Только двое на улице, Оля и бабушка. Бабушка – большая, статная, на тяжёлых ногах спешит за ней. Догнать, конечно, не может, останавливается, переводит дыхание. Ставит под ноги сумку холщовую, тяжёлую, старенькую, с обмотанными синей изолентой ручками. Снимает с правой руки варежку, в ней связка ключей звякает, на верёвочке протянутая (к чему она крепилась?) – и тихонько крестит внучку вслед. Шепчет: «Спаси и сохрани».
И лицо бабушки Марии Андреевны во сне – крупно, как в кино.
Конец.
И вряд ли что-то случалось в Олиной жизни важнее, чем этот миг.
Что-то счастливее этого сна.
А бабушек у Оли никогда не было.
ЖИЛ-БЫЛ ДОМ
«Жил-был дом». Как вам начало сказки?
Скажете, что и такое бывало и вы даже что-то такое читали, начитанные вы мои!
Итак. Дом жил себе, был. Живал-бывал. Имеется в виду, что раз был, значит, – существовал. Однозначно.
Жил-был – значит, руки-ноги-голова. И – в путь!
Ну кому интересен герой, стоящий на месте, раб своего фундамента, невольник кирпича и глины? Ну уж нет. Отпустите дом. К лесу передом, ко мне задом. Тьфу ты! Лучше – наоборот!
Домик в лесу – как/очень романтично. Свежий воздух, покой, тишина. Мистика-сказки-лесные жители. Колдовство-заклинания. Мне что-то такое нужно. Очень. А у вас ведь есть, да?
Дом мой жил-был, не тужил. Дом не вверх дном. Всё как надо. Дом-дом, милый дом! Что же было с тобой? Что же было с тобой не так, дорогой мой?
Ты не был пуст и не был переполнен. Ты не был тесен, не был грустно пуст.
Я всё думаю, пытаюсь вспомнить: что же было с тобой не так? Ведь что-то было, милый. Было…
Здесь жили люди, милые сердцу. Они надеялись и верили. Уходили и возвращались. Или не возвращались.
Нет – не то! Не то же!
Ну! Топни чем есть, фыркни, рубани с плеча резко, как ты умеешь!
Плохо видишь, плохо слышишь, а вот ругаешься знатно. Завидки берут!
И смеёшься так заразительно! И так горько плачешь… Иногда.
Открытое сердце, душа нараспашку. Есть у тебя и душа, и сердце, никто не станет спорить.
Дом, милый дом!
Так и живёшь – скромняга, тише воды ниже травы. Неловко, лишь бы не заметили.
Тише-тише.
Вполсилы.
В полкраски.
Абы как. Абы где. Абы с кем.
Как бы чего не вышло, потому что – ну выйдет ведь!

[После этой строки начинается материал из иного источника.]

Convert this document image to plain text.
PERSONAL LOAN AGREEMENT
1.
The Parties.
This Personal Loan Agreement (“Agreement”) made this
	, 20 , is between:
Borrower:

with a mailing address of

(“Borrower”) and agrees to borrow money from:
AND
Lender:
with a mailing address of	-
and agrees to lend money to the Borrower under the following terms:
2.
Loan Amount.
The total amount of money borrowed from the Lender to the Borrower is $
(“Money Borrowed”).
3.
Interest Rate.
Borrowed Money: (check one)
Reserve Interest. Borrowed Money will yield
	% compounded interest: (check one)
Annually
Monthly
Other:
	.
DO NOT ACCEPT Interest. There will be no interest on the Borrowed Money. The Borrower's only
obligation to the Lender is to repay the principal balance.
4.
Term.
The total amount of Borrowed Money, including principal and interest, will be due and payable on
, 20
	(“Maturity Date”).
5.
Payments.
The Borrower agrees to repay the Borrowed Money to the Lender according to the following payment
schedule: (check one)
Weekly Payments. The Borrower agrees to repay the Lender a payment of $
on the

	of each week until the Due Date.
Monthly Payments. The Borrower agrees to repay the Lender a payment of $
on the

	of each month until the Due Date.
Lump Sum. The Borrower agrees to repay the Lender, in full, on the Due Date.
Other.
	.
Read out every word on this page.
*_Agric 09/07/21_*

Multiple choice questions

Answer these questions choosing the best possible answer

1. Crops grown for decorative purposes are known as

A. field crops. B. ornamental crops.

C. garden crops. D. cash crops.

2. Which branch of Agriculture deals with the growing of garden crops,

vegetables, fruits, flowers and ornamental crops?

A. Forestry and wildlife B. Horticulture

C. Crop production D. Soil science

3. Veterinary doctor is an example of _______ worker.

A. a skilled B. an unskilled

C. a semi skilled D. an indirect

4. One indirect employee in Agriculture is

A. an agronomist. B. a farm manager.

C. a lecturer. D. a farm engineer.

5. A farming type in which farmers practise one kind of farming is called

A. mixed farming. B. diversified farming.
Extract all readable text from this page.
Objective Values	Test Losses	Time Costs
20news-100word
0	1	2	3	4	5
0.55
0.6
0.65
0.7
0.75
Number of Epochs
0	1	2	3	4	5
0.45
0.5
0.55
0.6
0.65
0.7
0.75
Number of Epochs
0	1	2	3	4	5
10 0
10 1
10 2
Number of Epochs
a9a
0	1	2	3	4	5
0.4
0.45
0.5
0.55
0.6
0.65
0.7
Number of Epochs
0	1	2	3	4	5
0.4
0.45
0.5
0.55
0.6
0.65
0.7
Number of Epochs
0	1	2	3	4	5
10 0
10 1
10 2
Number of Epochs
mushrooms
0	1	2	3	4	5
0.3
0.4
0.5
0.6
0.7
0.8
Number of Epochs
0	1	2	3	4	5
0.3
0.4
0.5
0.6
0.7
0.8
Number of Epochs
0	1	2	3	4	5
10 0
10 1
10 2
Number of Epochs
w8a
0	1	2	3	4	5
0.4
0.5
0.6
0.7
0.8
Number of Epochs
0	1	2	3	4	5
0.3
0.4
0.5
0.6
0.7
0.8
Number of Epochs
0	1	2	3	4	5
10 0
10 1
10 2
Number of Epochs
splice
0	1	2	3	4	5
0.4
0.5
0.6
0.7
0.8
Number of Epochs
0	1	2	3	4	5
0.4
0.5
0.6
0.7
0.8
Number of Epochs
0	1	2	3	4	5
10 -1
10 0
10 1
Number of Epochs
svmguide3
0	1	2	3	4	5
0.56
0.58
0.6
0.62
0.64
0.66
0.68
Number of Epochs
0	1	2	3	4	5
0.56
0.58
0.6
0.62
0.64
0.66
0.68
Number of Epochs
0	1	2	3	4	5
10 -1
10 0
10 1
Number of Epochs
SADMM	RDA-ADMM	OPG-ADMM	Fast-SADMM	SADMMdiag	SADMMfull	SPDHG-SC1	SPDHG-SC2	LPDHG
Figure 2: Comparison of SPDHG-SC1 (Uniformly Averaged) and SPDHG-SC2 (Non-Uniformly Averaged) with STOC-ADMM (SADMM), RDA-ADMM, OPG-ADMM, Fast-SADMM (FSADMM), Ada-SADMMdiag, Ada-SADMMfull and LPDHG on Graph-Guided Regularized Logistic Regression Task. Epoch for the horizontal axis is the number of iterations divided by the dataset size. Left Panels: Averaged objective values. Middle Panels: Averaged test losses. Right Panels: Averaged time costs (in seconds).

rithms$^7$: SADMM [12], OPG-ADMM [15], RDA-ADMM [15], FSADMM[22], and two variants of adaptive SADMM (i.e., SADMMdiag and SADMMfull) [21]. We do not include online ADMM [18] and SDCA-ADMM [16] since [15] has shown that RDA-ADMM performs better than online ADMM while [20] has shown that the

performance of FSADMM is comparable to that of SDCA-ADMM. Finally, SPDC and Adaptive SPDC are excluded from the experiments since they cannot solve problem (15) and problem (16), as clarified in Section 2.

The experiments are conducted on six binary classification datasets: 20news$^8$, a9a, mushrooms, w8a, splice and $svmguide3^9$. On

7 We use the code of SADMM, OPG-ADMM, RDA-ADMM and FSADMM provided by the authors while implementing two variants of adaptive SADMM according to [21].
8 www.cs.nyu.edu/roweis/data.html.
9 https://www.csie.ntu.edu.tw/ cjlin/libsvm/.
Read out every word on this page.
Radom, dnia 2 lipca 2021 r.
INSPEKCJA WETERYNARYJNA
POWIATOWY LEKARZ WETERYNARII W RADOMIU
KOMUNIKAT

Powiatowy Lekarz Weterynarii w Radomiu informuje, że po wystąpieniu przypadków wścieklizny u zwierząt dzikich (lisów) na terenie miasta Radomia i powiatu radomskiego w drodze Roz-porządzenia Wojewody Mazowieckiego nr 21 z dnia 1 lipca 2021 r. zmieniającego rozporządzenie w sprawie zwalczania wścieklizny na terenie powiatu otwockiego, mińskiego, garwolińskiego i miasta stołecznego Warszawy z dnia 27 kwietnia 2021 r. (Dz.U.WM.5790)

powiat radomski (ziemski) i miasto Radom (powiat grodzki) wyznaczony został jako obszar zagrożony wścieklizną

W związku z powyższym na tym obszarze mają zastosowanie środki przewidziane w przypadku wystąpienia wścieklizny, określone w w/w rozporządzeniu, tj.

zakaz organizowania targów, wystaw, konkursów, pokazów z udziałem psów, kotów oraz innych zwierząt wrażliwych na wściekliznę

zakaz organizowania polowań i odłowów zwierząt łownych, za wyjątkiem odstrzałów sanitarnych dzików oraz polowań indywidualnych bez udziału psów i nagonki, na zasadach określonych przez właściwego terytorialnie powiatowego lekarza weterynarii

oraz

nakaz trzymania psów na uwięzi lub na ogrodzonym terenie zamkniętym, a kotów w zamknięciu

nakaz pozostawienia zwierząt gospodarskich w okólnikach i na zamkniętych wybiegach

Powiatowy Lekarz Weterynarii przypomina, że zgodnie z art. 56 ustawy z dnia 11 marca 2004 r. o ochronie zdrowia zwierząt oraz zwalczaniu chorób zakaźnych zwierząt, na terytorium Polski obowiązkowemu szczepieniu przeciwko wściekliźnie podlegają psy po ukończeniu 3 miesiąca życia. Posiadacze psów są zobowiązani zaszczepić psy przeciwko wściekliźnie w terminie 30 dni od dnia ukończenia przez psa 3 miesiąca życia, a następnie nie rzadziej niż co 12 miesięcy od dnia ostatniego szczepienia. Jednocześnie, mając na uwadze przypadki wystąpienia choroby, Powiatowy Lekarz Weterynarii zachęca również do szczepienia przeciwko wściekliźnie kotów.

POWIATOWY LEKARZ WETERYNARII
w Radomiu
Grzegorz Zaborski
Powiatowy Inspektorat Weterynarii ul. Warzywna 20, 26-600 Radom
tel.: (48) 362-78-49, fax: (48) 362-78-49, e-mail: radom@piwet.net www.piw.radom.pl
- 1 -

Зуб даю!.. Зубов нет, у дома нет зубов.
Почему ты опять молчишь, мой дом?
Обидел ли я тебя? Утомил? Измучил?
Да, ты прав, так живут почти все. И – ничего, живут! Как-нибудь.
Всё как у людей. Никто и не подумает ничего плохого.
Да и вообще никто лишний раз о тебе не подумает. Зачем? Кому дело-то? Да никому!
Если спросишь, я тебе скажу. Всё неважно. Ничего не важно. Кроме одного – важно то, что ты будешь делать для себя.
Но ты не спросишь…
СТАРУХА
Женщина великих лет, Старуха, сидит одна за большим обеденным столом, покрытым клеёнкой. Стул пластмассовый, и сидеть на нём прохладно. Поэтому прежде, чем сесть, она всякий раз забирает с соседнего стула сидушку и ставит её себе под спину. Аккуратно сложила после еды посуду – кружку в тарелку, приборы рядом, сбоку – и задумчиво глядит в окно кухни, рассеянно поглаживая рукой кожу на щеке… на подбородке…
В кухню стремительно входит женщина немного за семьдесят, в руках у неё – наручные часы:
– Мам, вот, ты хотела, давай наденем…
Как всегда, через паузу – не сразу Старуха понимает, о чём речь – то ли она протягивает руку навстречу дочери, то ли эта торопыга сама порывисто приближает тонкую руку к себе.
– А кто их привёз? Нашли всё-таки!..
– Я нашла, мам, … всё нормально...
– Ну наконец-то!.. Просишь вас, просишь…
Дочь не комментирует. Прилаживает браслет на худое сморщенное запястье. Рука не поворачивается, не даётся. Неудобно.
И вдруг Старуха не говорит – подаёт реплику, как в Малом театре:
– А кольца, кольца не нашли, что ли… Два?..
На лице дочери молчаливый, но очень большой вопрос. Старуха поясняет:
– Какие? Красивые, золотые...
И чертит другой рукой по фалангам среднего и безымянного. Пальцы кривые вдрызг. Колец на них десятилетиями не было никаких. И вдруг – целых два?..
– Ладно, ладно… – С часами покончили, и старуха быстро переключается. – Вот, глянь сюда, – кивает на окно, выходящее на стену соседского дома, через забор. В окне виднеются ветви яблонь и немного ствола березы с плакучими руками. – Тихо совсем, совсем, ни один листик не колыхнётся… Я смотрю, смотрю, долго… За окном навсегда тишина… Всегда, всегда…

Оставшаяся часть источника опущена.